15:46 J'ai porté ça comme un fardeau, le nom Boulogne.
15:50 Et c'est un nom que je dirais que je renie.
15:56 J'ai envie de renier, du moins.
15:58 Et d'oublier complètement.
16:00 Pour retrouver mes racines.
16:02 Bon, je ne peux pas être coupé en deux.
16:04 Il y a également le côté paternel, mais le côté paternel, je n'en parlerai pas,
16:08 étant donné que c'est défendu.
16:11 Enfin, ce n'est pas défendu, mais bon.
16:14 Il y aura...
16:16 Je n'ai pas envie de mettre le souc, comme on dit.
16:21 - Je crois qu'on a bien compris. - Oui.
16:24 - Est-ce que, d'une certaine manière, ce livre,
16:26 même si c'était un cri d'amour vis-à-vis de votre mère,
16:29 ce n'est pas un appel vis-à-vis d'Alain Delon ?
16:33 - Si vous le dites...
16:34 - Non, c'est une question que je pose.
16:36 Est-ce que c'est une bouteille jetée à la mer ?
16:39 - Non, je ne pense pas.

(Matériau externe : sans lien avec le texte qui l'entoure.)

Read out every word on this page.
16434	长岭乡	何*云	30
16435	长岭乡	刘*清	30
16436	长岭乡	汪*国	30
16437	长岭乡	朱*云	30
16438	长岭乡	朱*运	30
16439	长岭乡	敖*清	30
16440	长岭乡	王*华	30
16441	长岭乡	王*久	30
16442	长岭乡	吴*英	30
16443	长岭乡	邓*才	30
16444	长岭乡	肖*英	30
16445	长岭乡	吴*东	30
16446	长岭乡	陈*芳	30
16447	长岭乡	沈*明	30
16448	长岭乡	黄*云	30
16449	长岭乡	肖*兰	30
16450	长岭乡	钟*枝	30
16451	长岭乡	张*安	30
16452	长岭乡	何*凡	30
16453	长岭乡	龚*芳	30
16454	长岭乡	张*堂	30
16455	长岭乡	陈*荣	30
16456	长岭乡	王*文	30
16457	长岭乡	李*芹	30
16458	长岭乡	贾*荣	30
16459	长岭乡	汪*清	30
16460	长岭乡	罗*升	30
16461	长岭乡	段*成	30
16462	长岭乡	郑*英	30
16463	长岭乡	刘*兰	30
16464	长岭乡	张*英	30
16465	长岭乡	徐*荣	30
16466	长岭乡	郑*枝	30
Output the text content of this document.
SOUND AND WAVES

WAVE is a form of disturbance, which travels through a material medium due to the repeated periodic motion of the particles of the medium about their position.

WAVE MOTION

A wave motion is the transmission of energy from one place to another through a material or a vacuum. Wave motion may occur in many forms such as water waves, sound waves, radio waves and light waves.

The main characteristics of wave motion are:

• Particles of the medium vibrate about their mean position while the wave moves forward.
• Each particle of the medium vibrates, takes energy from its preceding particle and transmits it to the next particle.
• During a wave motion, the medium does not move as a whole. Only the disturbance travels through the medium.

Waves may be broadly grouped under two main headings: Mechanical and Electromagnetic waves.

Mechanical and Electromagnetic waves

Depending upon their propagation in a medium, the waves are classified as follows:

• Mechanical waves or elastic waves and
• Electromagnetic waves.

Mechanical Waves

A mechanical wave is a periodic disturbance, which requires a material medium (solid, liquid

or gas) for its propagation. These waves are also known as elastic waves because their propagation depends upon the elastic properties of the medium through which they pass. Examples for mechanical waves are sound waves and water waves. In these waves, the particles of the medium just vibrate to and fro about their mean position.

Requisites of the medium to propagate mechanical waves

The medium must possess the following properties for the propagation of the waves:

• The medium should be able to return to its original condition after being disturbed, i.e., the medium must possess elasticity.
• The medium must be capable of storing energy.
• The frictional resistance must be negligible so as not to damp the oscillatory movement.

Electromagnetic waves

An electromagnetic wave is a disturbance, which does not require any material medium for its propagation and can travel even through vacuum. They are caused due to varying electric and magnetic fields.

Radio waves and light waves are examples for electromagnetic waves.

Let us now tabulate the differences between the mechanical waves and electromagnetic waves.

Oui, peut-être.
16:42 - C'est vrai que c'est compliqué.
16:44 - J'ai droit à ça et à son contraire.
16:48 Une fois, à Berlin, justement, quand je tournais ce film,
16:52 un taxi me dit "Mais vous êtes le fils d'Alain Delon ?"
16:56 Et je lui dis "Oui, absolument."
16:59 Parce qu'il était tellement naturel, le mec,
17:01 qu'il était sympa et tout.
17:03 Et je lui dis "Oui, oui, oui, pas de problème, c'est moi."
17:06 Et puis, il y a souvent d'autres personnes.
17:08 Et là, je dis "Non, vous vous confondez, c'est une méprise."
17:12 J'ai 38 ans et je tiens à dire que je ne considère pas
17:18 que M. Delon est mon père, quoi. C'est tout.
17:22 Je suis avant tout moi-même.
17:24 Je suis le fils de mon père, le fils de ma mère, oui,
17:27 sans aucun doute, mais je suis avant tout ma propre personne.